ある日、家で飼っているインコのピーコが逃げ出してしまい、下の階にひとりで住んでいる柴田のじいちゃんが住む部屋のところまで探しに来てみると、そこにいるはずのない人影を見てしまったのです。
「居所不明児童」、つまり居所がわからなくなってしまっている子どもが全国に大勢いるというのは、今の日本の一つの問題です。親が子どもを育てられないからという理由で施設に預けられている子どもたちがいるということは知られていますけど、子どもと一緒に暮らしたいためにウソをついて子どもを引き取り、失踪してしまう家族がいるというのは、日本という国の影の部分です。
母子(父子)家庭だったり、親がいなかったり、親はいても子どもと一緒に暮らせる状態ではない家庭だったり、いろんな事情を抱えた人が世の中には大勢いるのです。そういう人たちの存在が見えなくなってしまっているのは何故なのでしょうか。

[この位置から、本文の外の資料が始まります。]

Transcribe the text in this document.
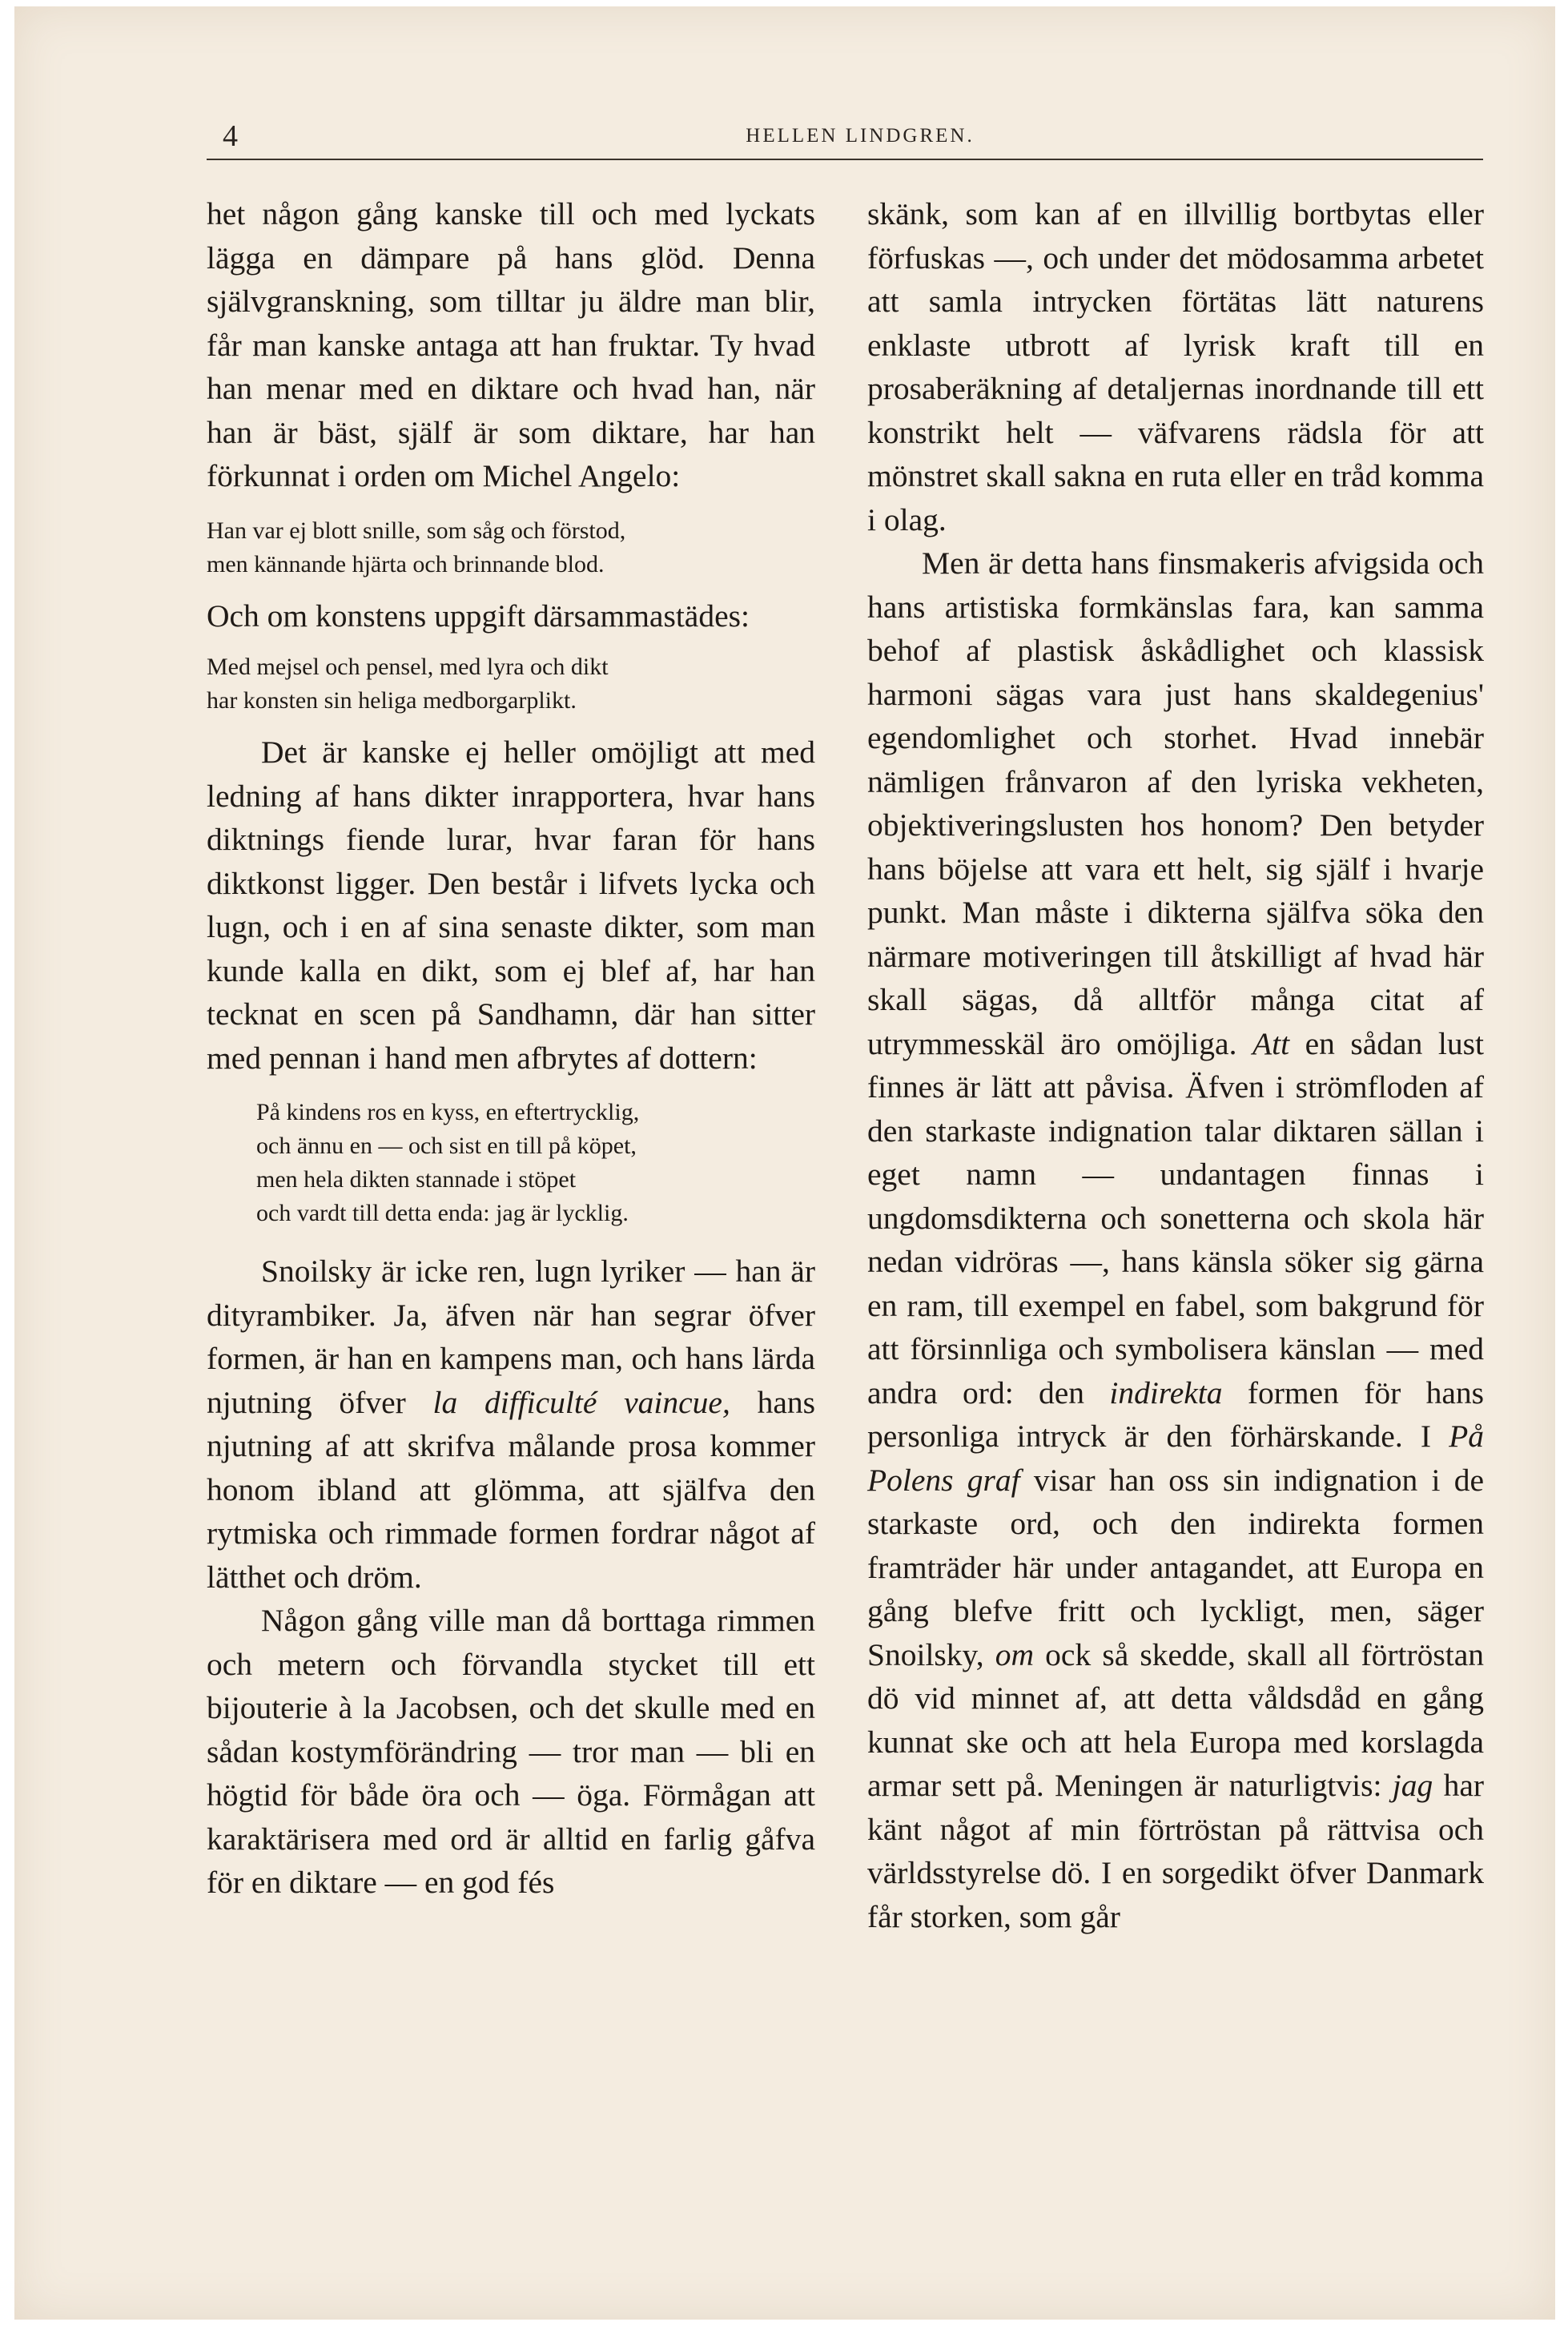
4	HELLEN LINDGREN.

het någon gång kanske till och med lyckats lägga en dämpare på hans glöd. Denna självgranskning, som tilltar ju äldre man blir, får man kanske antaga att han fruktar. Ty hvad han menar med en diktare och hvad han, när han är bäst, själf är som diktare, har han förkunnat i orden om Michel Angelo:

Han var ej blott snille, som såg och förstod,
men kännande hjärta och brinnande blod.

Och om konstens uppgift därsammastädes:

Med mejsel och pensel, med lyra och dikt
har konsten sin heliga medborgarplikt.

Det är kanske ej heller omöjligt att med ledning af hans dikter inrapportera, hvar hans diktnings fiende lurar, hvar faran för hans diktkonst ligger. Den består i lifvets lycka och lugn, och i en af sina senaste dikter, som man kunde kalla en dikt, som ej blef af, har han tecknat en scen på Sandhamn, där han sitter med pennan i hand men afbrytes af dottern:

På kindens ros en kyss, en eftertrycklig,
och ännu en — och sist en till på köpet,
men hela dikten stannade i stöpet
och vardt till detta enda: jag är lycklig.

Snoilsky är icke ren, lugn lyriker — han är dityrambiker. Ja, äfven när han segrar öfver formen, är han en kampens man, och hans lärda njutning öfver la difficulté vaincue, hans njutning af att skrifva målande prosa kommer honom ibland att glömma, att själfva den rytmiska och rimmade formen fordrar något af lätthet och dröm.

Någon gång ville man då borttaga rimmen och metern och förvandla stycket till ett bijouterie à la Jacobsen, och det skulle med en sådan kostymförändring — tror man — bli en högtid för både öra och — öga. Förmågan att karaktärisera med ord är alltid en farlig gåfva för en diktare — en god fés

skänk, som kan af en illvillig bortbytas eller förfuskas —, och under det mödosamma arbetet att samla intrycken förtätas lätt naturens enklaste utbrott af lyrisk kraft till en prosaberäkning af detaljernas inordnande till ett konstrikt helt — väfvarens rädsla för att mönstret skall sakna en ruta eller en tråd komma i olag.

Men är detta hans finsmakeris afvigsida och hans artistiska formkänslas fara, kan samma behof af plastisk åskådlighet och klassisk harmoni sägas vara just hans skaldegenius' egendomlighet och storhet. Hvad innebär nämligen frånvaron af den lyriska vekheten, objektiveringslusten hos honom? Den betyder hans böjelse att vara ett helt, sig själf i hvarje punkt. Man måste i dikterna själfva söka den närmare motiveringen till åtskilligt af hvad här skall sägas, då alltför många citat af utrymmesskäl äro omöjliga. Att en sådan lust finnes är lätt att påvisa. Äfven i strömfloden af den starkaste indignation talar diktaren sällan i eget namn — undantagen finnas i ungdomsdikterna och sonetterna och skola här nedan vidröras —, hans känsla söker sig gärna en ram, till exempel en fabel, som bakgrund för att försinnliga och symbolisera känslan — med andra ord: den indirekta formen för hans personliga intryck är den förhärskande. I På Polens graf visar han oss sin indignation i de starkaste ord, och den indirekta formen framträder här under antagandet, att Europa en gång blefve fritt och lyckligt, men, säger Snoilsky, om ock så skedde, skall all förtröstan dö vid minnet af, att detta våldsdåd en gång kunnat ske och att hela Europa med korslagda armar sett på. Meningen är naturligtvis: jag har känt något af min förtröstan på rättvisa och världsstyrelse dö. I en sorgedikt öfver Danmark får storken, som går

当事者が出てくるのを嫌がっているのかもしれないし、ただ単に助けの求め方を知らないだけかもしれないし、難しい問題はたくさんありますけど、この物語に登場するような子どもを見つけて、何らかの解決策を出さなければならないのは確かです。役所に頼るだけでなく、地域社会として助け合いたいものです。
おかあさんも美月さんも、優しい心を持った人だから、きっとそういう人たちの力になってくれるのでしょうね。
難しいテーマをわかりやすく教えてくれた作品でした。